BY THE VILLAGE SUN | Little Italy’s Most Precious Blood Church officially has been severed from the nearby Basilica of Old St. Patrick’s Cathedral — and that’s a good thing, according to some advocates for the former.
On Jan. 4, leading members of the Most Precious Blood congregation — including John Fratta, Vivian Catanacio and Emily DePalo — issued a statement, thanking Cardinal Timothy Dolan for the development.
Three days earlier, Dolan, the archbishop of New York had issued “a decree rescinding the merger of the territorial parish of the Basilica of Old St. Patrick’s Cathedral and the personal parish of Most Precious Blood,” the statement said. “Cardinal Dolan has graciously returned the parish to her rightful owners: namely, the parishioners of the Little Italy Community in New York City.
“Most Precious Blood Parish was built in the early 1890s by our Italian ancestors because, at that time, they were not welcome at Old St. Patrick’s Cathedral and had to attend Mass in the basement. So, these poor, uneducated, but proud and skilled Italians built their own parish.”
The two houses of worship are about an 11-minute walk apart from each other.

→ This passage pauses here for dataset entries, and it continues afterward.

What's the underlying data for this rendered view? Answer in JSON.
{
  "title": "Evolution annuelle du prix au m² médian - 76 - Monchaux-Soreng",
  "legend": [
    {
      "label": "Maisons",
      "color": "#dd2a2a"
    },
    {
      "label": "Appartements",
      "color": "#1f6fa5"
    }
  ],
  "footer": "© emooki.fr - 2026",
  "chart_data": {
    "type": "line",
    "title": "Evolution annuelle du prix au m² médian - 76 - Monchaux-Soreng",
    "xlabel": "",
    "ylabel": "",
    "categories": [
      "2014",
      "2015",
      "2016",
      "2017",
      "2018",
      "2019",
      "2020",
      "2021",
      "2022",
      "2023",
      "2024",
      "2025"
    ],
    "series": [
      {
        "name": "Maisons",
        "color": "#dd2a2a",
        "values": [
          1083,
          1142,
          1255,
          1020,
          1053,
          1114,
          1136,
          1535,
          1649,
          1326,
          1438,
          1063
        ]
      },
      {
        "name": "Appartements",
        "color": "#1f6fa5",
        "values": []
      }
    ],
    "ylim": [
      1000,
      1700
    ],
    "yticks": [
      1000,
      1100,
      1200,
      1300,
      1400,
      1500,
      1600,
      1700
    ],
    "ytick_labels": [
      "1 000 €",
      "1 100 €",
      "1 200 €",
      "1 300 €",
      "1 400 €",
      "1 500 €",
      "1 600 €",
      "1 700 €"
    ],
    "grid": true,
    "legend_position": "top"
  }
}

Most Precious Blood is the National Shrine of Saint Gennaro a.k.a. San Gennaro, the patron saint of Naples. This year the Feast of San Gennaro will celebrate its 98th year with a High Mass on Sept. 19, the Feast Day of Saint Gennaro. The church contains a relic of the saint, who was martyred by the Romans — a vial of his dried blood.
“Millions of people from all over the world come to Most Precious Blood to celebrate Saint Gennaro and marvel at this beautiful parish with its frescoes and statues of saints, original portraits, especially knowing the history,” the statement said, adding, “We invite everyone to celebrate the return of our beloved parish with us.”
Since 1996 Figli di San Gennaro, the annual festival’s organizer, has donated thousands of dollars to Most Precious Blood Church. This year, following another successful feast, the group is set to donate $50,000 toward the support of Most Precious Blood, “to be used in any way necessary.”
“We thank God and Cardinal Dolan for answering our prayers at a time when so many churches are being closed around us,” the statement said.
Apparently, though, there are questions about whether the historic church, in fact, is up for sale — the thinking being that ending the 10-year-old merger between the two houses of worship actually might be opening the door to that possibility.
According to Our Town, “The Friends of Most Precious Blood, a recently formed not for profit, were said to be worried that the dissolution of the merger was a step toward selling the church property and ending the parish.”
However, Joseph Zwilling, the archdiocese’s spokesperson, told that newspaper, “The building is not for sale.”